First Driver Into Shawnigan
- Shawnigan Lake Museum
- 6 days ago
- 3 min read
...Bert Todd Led Tourist Parade
At two minutes before six a.m., May 29, 1903, the Vancouver Island tourist industry was born.
At that moment, Albert E. Todd, 25, son of salmon-canning Albert E. Todd, climbed into his two-seater White steam car at the Douglas-Hillside corner then known as “the Fountain”.
He adjusted his goggles, glanced at the water gauge, and released the brake. With one hand on the throttle and the other wringing the tiller, he huff-chuffed down the dusty Gorge Road into history.
For 12 months past there had been only Dr. E. C. Hart’s one-cylinder Oldsmobile in town, a machine ordered direct from the factory. Now he had company.
Of course, if you are one of those who think that the sons of the pioneers just sat around singing “Cool Water,” a glimpse at Mr. Todd’s deeds will disillusion you. Not that he considered it venturesome to drive without insurance, or a driver’s licence, in a car devoid of radiator, spring shackles, plates, windshield or fenders.
The venturesome part was that he had only owned it one day, and one innocent spare part was in Cleveland, Ohio, in the shipping crate of the White Sewing Machine Company.
Nevertheless Bert was going touring, to Shawnigan Lake, and beside him sat H. D. Rynus, with notebook and stopwatch. He was the same Mr. Rynus who, two days before, had brought the car by steamer from San Francisco for delivery to Victoria’s first car dealer, Baggster Seabrook of Wharf Street, who would turn it over (for $1,800) to his first customer, Bert Todd.
That first showroom, by the way, is still intact.
Rynus and Seabrook had given the car a run to Wright’s Hotel in Saanich the day before (in 48 minutes). Now owner Todd would be the first man to drive to Shawnigan.

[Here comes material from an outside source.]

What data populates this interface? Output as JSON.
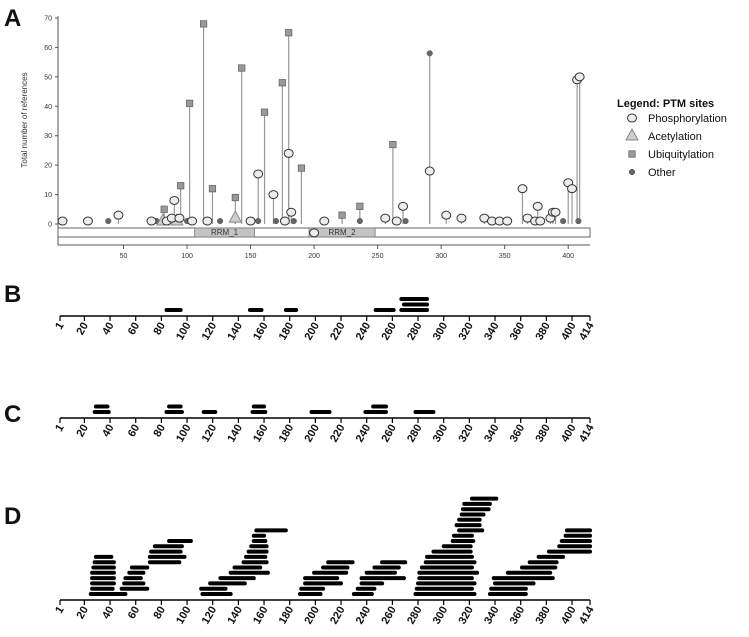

We have the record of how they made it to the Gorge Bridge in six minutes, and 3½ minutes later were crossing Parson’s Bridge. It took them 18½ minutes from the Fountain to Colwood Hotel, and a flat 30 minutes from town to Goldstream Hotel.
There they took the upward climb through the bush to pass in turn Sooke’s Railway Crossing, Cabin Pond, the Summit and Haley’s Crossing at Sooke Lake.
Then they chuffed along past Echo Point, Teddy Holmes’s cabin, Whiskey Swamp bridge, Findlay’s Swamp, Welch’s trail at Shawnigan Lake and finally pulled up in front of the Strathcona Hotel at exactly nine minutes to nine. The trip had taken them two hours and 53 minutes.
It was at Whiskey Swamp, Rynus noted, that they had to stop on account of a bear on the trail. “We tried to run over him,” he reported, “but he got out of the way too quickly. We didn’t have the gun ready so didn’t get a shot.”

Whether it was a gain in experience, we don’t know, but they made the return trip to Victoria in one hour and 34 minutes.
According to Rynus, the White could start from cold (to a working pressure of 500 pounds) in 2½ minutes. Fuel was gasoline, fed from an eight gallon tank, good for 75 to 100 miles. The water tank had to be filled every 25 or 30 miles. However the company supplied a bucket and there were belts of hose thrown in. A feature was shaft drive instead of chain drive, and the compound engine had a top speed of 30 miles an hour. In fact White then claimed the world’s record for 10 miles in 19 minutes, 53 and one-fifth seconds.
From that Shawnigan trip came Bert Todd’s zeal for better roads. That’s how he came to form the first Auto Club here in 1905 and was its first president. When he married Baggster Seabrook’s daughter (in Los Angeles in 1910) his honeymoon trip took in the entire U.S. west coast road from Los Angeles to Vancouver.
It was only the other day that his sister, Mrs. Alex Gillespie, told how the newlyweds repeatedly dug the car out of mud, and cut windfallen timber with axes. The bride of 1910, now Mrs. Guy Tilton, is still living, in Seattle.
So close to Bert Todd’s heart was the coast highway that it was that he organized the Pacific Highway Association in Seattle, and became its first president. Later he spurred not only the Malahat, but also the Engineer Circuit, the scenic motor tour from Port Angeles, via Victoria and Seattle, to Vancouver. It was this sort of activity that led to paved roads.
Here, in civic minutes, although he was alderman, police commissioner and mayor, fundamentally he was “Good Roads” Todd.
Even though he has been dead these 40 years, he deserves to be remembered as the man who helped make tourists, the wheels that roll toward his birthplace—Victoria.